Entonces hay que reconocer, como un principio básico de nuestra historia natural de los dioses y los héroes, que cuando un mito se ha tomado literalmente, su sentido se ha pervertido; pero también, recíprocamente, que cuando se ha desdeñado como un mero engaño de sacerdotes o como señal de inteligencia inferior, la verdad ha salido por la otra puerta.
¿Entonces, cuál es el sentido que debemos buscar si no está aquí ni allá?
Kant, en sus Prolegómenos, manifiesta cuidadosamente que todo nuestro pensamiento sobre las cosas últimas sólo se puede hacer por medio de analogías. "La expresión más adecuada para nuestro falible modo e concebir" declara, "sería: que nosotros imaginamos el mundo como si su ser y su naturaleza interna hubieran derivado de una mente suprema".
Este juego del "como si" bien actuado libera nuestra menta y nuestro espíritu por una parte de la presunción de la teología, que pretende conocer las leyes de Dios, y por otra de la esclavitud de la razón, cuyas leyes no se aplican más allá del horizonte de la experiencia humana.
De buena palabra aceptó las palabras de Kant, en tanto que representan la opinión de un metafísico considerable. Y aplicándolas a la serie de juego de fiesta y a los compartimientos que acabamos de ver -desde la máscara a la hostia consagradas y a las imágenes de los templos, adorador transustanciado y mundo transustanciado- veo, o creo que veo, que un principio de liberación opera a todo lo largo de las series por medio de la alquimia de un "como si", y que a través suyo es transustanciado el impacto sobre la mente de toda la llamada "realidad". Por tanto, el estado de juego y los estados de trance que a veces genera representan más bien un paso hacia la verdad ineluctable que un alejamiento de ella; y la creencia -conformidad con una creencia que no es una creencia del todo -es el primer paso hacia la honda participación que proporciona la fiesta en aquel deseo general de vida que, en su aspecto metafísico, es anterior a, y el creador de, todas las leyes de la vida.

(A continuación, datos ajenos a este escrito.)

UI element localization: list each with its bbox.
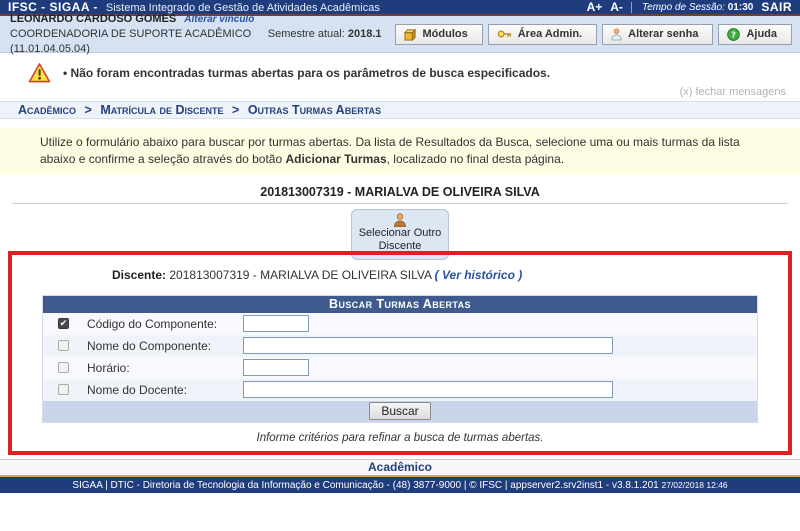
warning-bullet: • [63,66,67,80]
session-timer: Tempo de Sessão: 01:30 [631,2,753,13]
checkbox-codigo-componente[interactable] [58,318,69,329]
instructions-box: Utilize o formulário abaixo para buscar … [0,128,800,175]
admin-area-button[interactable]: Área Admin. [488,24,597,45]
help-icon: ? [727,28,740,41]
footer-info: SIGAA | DTIC - Diretoria de Tecnologia d… [72,480,658,491]
breadcrumb-item-matricula[interactable]: Matrícula de Discente [100,103,223,117]
search-form: Buscar Turmas Abertas Código do Componen… [42,295,758,423]
footer-bar: SIGAA | DTIC - Diretoria de Tecnologia d… [0,475,800,493]
breadcrumb-separator: > [80,103,97,117]
close-messages-link[interactable]: (x) fechar mensagens [0,86,800,98]
user-unit: COORDENADORIA DE SUPORTE ACADÊMICO (11.0… [10,27,268,57]
key-icon [497,28,512,40]
module-link-academico[interactable]: Acadêmico [0,459,800,475]
student-info-row: Discente: 201813007319 - MARIALVA DE OLI… [12,268,788,286]
warning-message: • Não foram encontradas turmas abertas p… [28,62,800,83]
nome-componente-input[interactable] [243,337,613,354]
form-row-horario: Horário: [43,357,757,379]
form-row-nome-componente: Nome do Componente: [43,335,757,357]
modules-icon [404,28,417,41]
form-hint: Informe critérios para refinar a busca d… [12,432,788,444]
font-decrease-button[interactable]: A- [610,0,623,14]
horario-input[interactable] [243,359,309,376]
breadcrumb-separator: > [227,103,244,117]
highlight-red-rectangle: Discente: 201813007319 - MARIALVA DE OLI… [8,251,792,455]
modules-button[interactable]: Módulos [395,24,483,45]
warning-icon [28,62,51,83]
field-label: Horário: [87,361,243,375]
change-bond-link[interactable]: Alterar vínculo [184,14,254,25]
student-label: Discente: [112,268,166,282]
checkbox-nome-componente[interactable] [58,340,69,351]
svg-text:?: ? [732,29,737,39]
footer-timestamp: 27/02/2018 12:46 [661,480,727,490]
user-name: LEONARDO CARDOSO GOMES [10,13,176,25]
search-button[interactable]: Buscar [369,402,430,420]
checkbox-horario[interactable] [58,362,69,373]
field-label: Código do Componente: [87,317,243,331]
session-time-value: 01:30 [728,2,754,13]
help-button[interactable]: ? Ajuda [718,24,792,45]
breadcrumb-item-academico[interactable]: Acadêmico [18,103,76,117]
form-row-codigo: Código do Componente: [43,313,757,335]
checkbox-nome-docente[interactable] [58,384,69,395]
codigo-componente-input[interactable] [243,315,309,332]
page-title: 201813007319 - MARIALVA DE OLIVEIRA SILV… [12,185,788,204]
current-semester: Semestre atual: 2018.1 [268,28,382,40]
field-label: Nome do Docente: [87,383,243,397]
form-footer: Buscar [43,401,757,422]
student-icon [393,213,407,227]
breadcrumb-item-outras-turmas: Outras Turmas Abertas [248,103,381,117]
breadcrumb: Acadêmico > Matrícula de Discente > Outr… [0,101,800,119]
logout-button[interactable]: SAIR [761,0,792,14]
warning-text: Não foram encontradas turmas abertas par… [71,66,551,80]
nome-docente-input[interactable] [243,381,613,398]
field-label: Nome do Componente: [87,339,243,353]
add-classes-reference: Adicionar Turmas [285,152,386,166]
font-increase-button[interactable]: A+ [587,0,603,14]
user-bar: LEONARDO CARDOSO GOMES Alterar vínculo C… [0,16,800,53]
user-icon [611,28,622,41]
form-title: Buscar Turmas Abertas [43,296,757,313]
view-history-link[interactable]: ( Ver histórico ) [435,268,523,282]
student-value: 201813007319 - MARIALVA DE OLIVEIRA SILV… [169,268,431,282]
form-row-nome-docente: Nome do Docente: [43,379,757,401]
change-password-button[interactable]: Alterar senha [602,24,713,45]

El peso opaco del mundo -tanto de la vida en la tierra como de la muerte, el cielo y el infierno- se disuelve, y en espíritu se libera, no de algo, pues no había nada de lo que ser liberado, excepto de un mito demasiado firmemente creído, sino para algo fresco y nuevo, un acto espontáneo.
Por así decir, desde la posición del hombre secular (Homo sapiens) tenemos que entrar en la esfera de juego de las fiestas, aceptando un juego de creer, donde diversión, alegría y trance rigen en series ascendentes. Por consiguiente, las leyes de la vida en tiempo y espacio -económicas, políticas e incluso morales- desaparecerán. A partir de lo cual, recreados por ese retorno al paraíso antes de la caída, antes del conocimiento del bien y del mal, de lo correcto y lo erróneo, lo verdadero y lo falso, creencia e incredulidad, hemos de devolver a la vida el punto de vista y el espíritu del hombre jugador (Homo ludens); como en los juegos de los niños, donde, impávidos ante la trivial realidad de las pobres posibilidades de la vida, el impulso espontáneo del espíritu a identificarse con algo diferente a sí mismo por el puro deleite del juego, transmuta el mundo, donde, en realidad, después de todo, las cosas no son tan reales o permanentes, terribles, importantes o lógicas como parecen.